Despite the concerns, the run of issuance has raised hopes for a bumper year for Asia’s sub-investment grade sector. And, with the high fees on offer, that is good news for underwriting banks with a heavy backlog of mandates.

Yet, it did not take long for the first cracks to appear.

Perpetual notes from China’s Agile Properties tumbled in early trading, while KWG Property was forced to cancel plans for a similar deal after a frosty response to a structure that gave the issuers only minimal incentive to call the notes at the first opportunity. Bankers were quick to question whether buyers had lost their appetite for the Chinese property sector.

“The Asia-ex US dollar primary market is showing some signs of investor fatigue towards China paper and a growing perception among buyers of the rarity value of issuance from South-East Asia,” said Owen Gallimore, head of credit strategy for Asia at ANZ in Singapore.

Investors, however, blamed the underperformance of some of January’s new issues on a simple bit of indigestion. “There is no buyers strike,” said one portfolio manager in Singapore.

Rarity value

As well as Chinese property, still the region’s richest source of high-yield supply, China’s industrial sector and consumer sector issuers are likely to bring overseas deals, and the few South-East Asian companies that ventured out with US dollar trades in January enjoyed a rapturous reception. Indonesian mining contractor Indika Energy drew an orderbook of US$7.6bn for its US$500m 6.375% 10-year non-call five notes, priced on January 17, while Philippines conglomerate JG Summit sold a US$750m 10-year deal that garnered a book of US$6.5bn that same week.

“We don’t see the prevailing market conditions as representing a bubble, and given the low base rate, we see the market as still presenting a decent value proposition. In terms of Asian high-yield, corporate hybrids will get done on the basis of their absolute high return, while we can expect outbound non-sponsored M&A issuance from the region,” said a Hong Kong-based head of high-yield at a bulge-bracket investment bank.

While Asia’s low-grade sovereign issuers have been unusually slow out of the blocks this year, plenty of deals remain on the cards – such as Papua New Guinea, which recently sent out an RFP for a bond issue.
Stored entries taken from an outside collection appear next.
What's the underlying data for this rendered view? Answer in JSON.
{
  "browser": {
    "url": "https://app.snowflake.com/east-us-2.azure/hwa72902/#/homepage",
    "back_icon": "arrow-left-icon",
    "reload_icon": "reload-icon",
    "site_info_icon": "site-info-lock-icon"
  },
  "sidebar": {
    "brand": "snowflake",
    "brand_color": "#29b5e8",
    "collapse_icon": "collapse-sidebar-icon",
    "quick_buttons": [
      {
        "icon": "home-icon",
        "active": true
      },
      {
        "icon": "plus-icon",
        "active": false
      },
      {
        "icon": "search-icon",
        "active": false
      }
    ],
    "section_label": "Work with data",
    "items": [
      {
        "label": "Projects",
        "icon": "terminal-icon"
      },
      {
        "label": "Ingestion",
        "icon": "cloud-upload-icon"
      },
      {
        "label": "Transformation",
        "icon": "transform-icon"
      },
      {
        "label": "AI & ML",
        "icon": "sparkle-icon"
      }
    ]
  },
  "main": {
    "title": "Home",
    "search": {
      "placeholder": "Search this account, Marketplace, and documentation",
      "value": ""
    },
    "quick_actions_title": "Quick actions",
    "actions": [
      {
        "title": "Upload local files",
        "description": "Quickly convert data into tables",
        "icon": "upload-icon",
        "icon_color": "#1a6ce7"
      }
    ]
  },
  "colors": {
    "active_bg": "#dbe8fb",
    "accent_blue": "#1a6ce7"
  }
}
Should Asia’s economic outlook continue to improve, more Asian issuers are likely to look at refinancing their existing bonds through consent-and-tender exercises, taking advantage of surging risk appetite to reduce coupon payments and relax covenants. Indonesian tyre maker Gajah Tunggal got the ball rolling in early January with a tender offer for its 8% bonds due 2014, ahead of a coupon step-up to 10.25% in July, and many more companies seeking to lift restricted covenants are likely to generate new, termed-out issuance.

Balance shifting

Yet, far from dampening the demand for high-yield, investors are saying that the flurry of Hong Kong and Chinese deals has restored some sense of normality to the market. Chinese property companies make up more than a third of the Asian high-yield market, but they issued very little last year. After a sustained rally in prices, this pent-up demand had fuelled the aggressive pricing levels and record oversubscriptions seen on the first high-yield deals of 2013. After that rush to market, however, most funds are over their allocation on Chinese property.
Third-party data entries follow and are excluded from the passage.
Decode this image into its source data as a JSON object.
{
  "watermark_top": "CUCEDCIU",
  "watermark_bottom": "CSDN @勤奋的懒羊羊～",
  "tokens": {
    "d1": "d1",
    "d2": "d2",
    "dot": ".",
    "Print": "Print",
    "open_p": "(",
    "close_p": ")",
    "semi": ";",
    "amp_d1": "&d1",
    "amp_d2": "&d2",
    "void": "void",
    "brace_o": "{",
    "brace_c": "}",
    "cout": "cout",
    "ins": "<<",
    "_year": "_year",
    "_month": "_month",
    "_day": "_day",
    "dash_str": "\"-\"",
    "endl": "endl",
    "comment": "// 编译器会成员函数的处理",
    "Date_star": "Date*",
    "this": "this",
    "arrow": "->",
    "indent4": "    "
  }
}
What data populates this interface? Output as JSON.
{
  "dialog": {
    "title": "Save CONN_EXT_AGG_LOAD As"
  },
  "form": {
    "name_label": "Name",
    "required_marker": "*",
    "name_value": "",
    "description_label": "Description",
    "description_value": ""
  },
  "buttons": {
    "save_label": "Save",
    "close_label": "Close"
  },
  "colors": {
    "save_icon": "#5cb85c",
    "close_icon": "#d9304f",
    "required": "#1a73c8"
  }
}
“There is still demand, but on a switch basis,” said the portfolio manager, indicating that high-yield funds would sell their current holdings to buy new bonds instead of just adding exposure to the sector.

With almost US$20bn issued in dollars out of Asia in the first three weeks of January, the balance of power is tilting back to the buy-side.

“In the first two weeks, it was just indiscriminate buying,” said another portfolio manager. “Now there still is room for more deals, but they have to meet certain conditions.”